I've never been an aspiring on-camera journalist. From day 1 of journalism classes at Northwestern's Medill School of Journalism, I knew I'd be steering clear of the broadcast track—for a few reasons. Primarily, I hate watching myself on camera. I'm a nervous public speaker and freeze up when people are watching—so the idea of a career in front of a camera seemed laughable. Plus anyone who wanted to become a broadcast journalists had a steep, steep climb to the top: and I just knew I wasn't passionate enough about being on-air to do it. The thing was, at the time I began studying journalism, our tracks at Medill made a lot more sense: you could study to write for a newspaper or magazine, train to report on-air, or take courses in Integrated Marketing Communications. The latter was the most quickly adaptable track, in my opinion, so I chose to go down that path. The training I received was excellent and propelled me to where I am today—a full-time employee at Forbes—but looking back, it didn't include much of the training in what working in media today actually requires. We didn't have courses about social media, livestreaming content, or building your personal brand as a journalist. So much of what I do every day relies on my Medill education, but an equal amount doesn't. Instead, it's real world training that I've gotten in my jobs in the real world and mentorship from leaders around me.

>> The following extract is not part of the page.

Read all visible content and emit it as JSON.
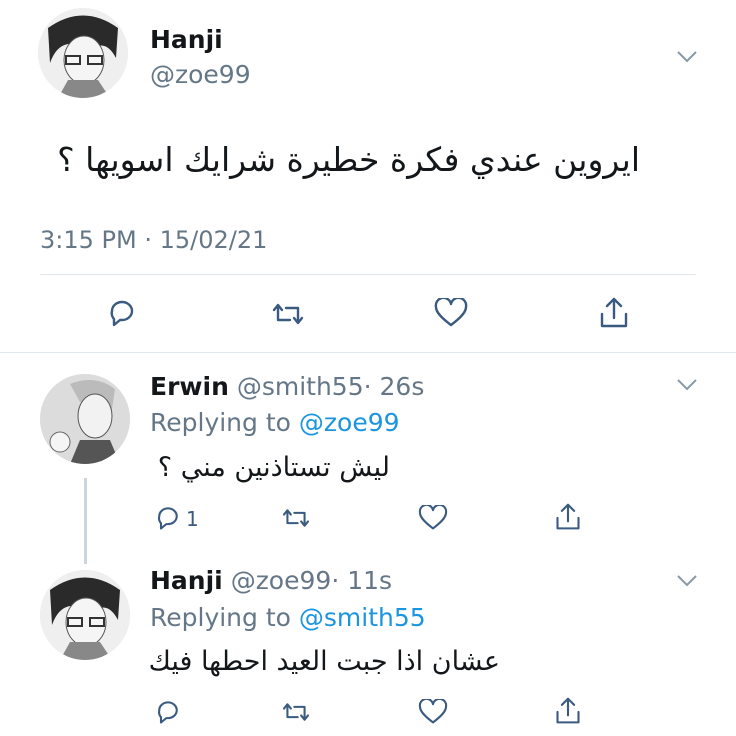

But I digress. The point of discussing my Medill training was not to reflect on what's changed in the industry—it's to highlight my staunch belief that I'd never end up on camera during my career. I planned to write—and I do—and later on I planned to create social media content. But doing those things can no longer be possible without also dabbling in video, the holy grail of content creation at the moment.
There wasn't a specific a-ha moment where I decided that it was time to begin working on my on-air content—it happened within the natural career trajectory of my role at Forbes. I was in Boston during our Under 30 Summit, running our Twitter and working with my colleagues to give our audience the best impression of how major and exciting the summit truly was. Luckily for me, our team is willing to embrace new things and gives us the chance to do so, so I decided to give our dormant Periscope account it's very first post. I spontaneously turned the camera (iPhone) on myself and gave our viewers a live tour of the plaza Forbes had taken over during the time of the summit. I walked around, showcasing the incredible activations and pop-up stage where Jason Derulo would later perform, casually talking along the way and trying not to watch the number of live viewers tic up.
It was brief, it was unscripted, and it got 18k views. I was stunned. People wanted to see where we were, what we were doing, and they were showing up to prove that to me. Thus began my work on launching and building out our Periscope strategy — still a work in progress — as well as my personal on-air journey. I won't say that I wasn't nervous at the time, but I wasn't scared, because I knew my content and knew people wanted to see what I had to offer. Since that day, I've done 16 broadcasts, some of which I appear on camera and some where I don't, and each one is more exciting than the last.
Turns out, I love hosting on camera. I love the opportunity to connect with our audience, creating one-of-a-kind content that can't be replicated anywhere else. I wouldn't love a career in broadcast journalism because I wouldn't want to sit at a desk and report other people's stories all day—I want a career in content creation where I can find and tell my own stories any way I want to.
By far the most influential experience of my career thus far has been representing Forbes down at South By Southwest in Austin this year. Our week at the festival was all-consuming in the best possible way. We created content, consumed content, met creatives, got creative, and learned. I hosted my first official Forbes video interviews with names like Justin Hurwitz, Marie Kondo and Kristen Bell. I wrangled an incredibly funny 6-person conversation with Melissa McCarthy and the cast of Nobodies, an experience I will never, ever forget. I battled incredible nerves to sit in front of a camera, mic'ed up and with a calm demeanor, ready to help our guests tell their story to a camera. And each time the camera stopped rolling, I took a deep breath and pinched myself.
I have a long, long way to go as an on-air personality—if you can even call what I'm working on that. My goal is to give the Forbes audience what they want to see, and if I can bring that content to life through my appearance on camera, then that's what I'll keep doing.
I don't know where the media industry will be in five years, and I likely won't have had formal training in what comes next. But as I've learned in my brief foray into new platforms: once you decide to take the plunge and stay true to your journalistic training, you can freely create and never be afraid of what's next.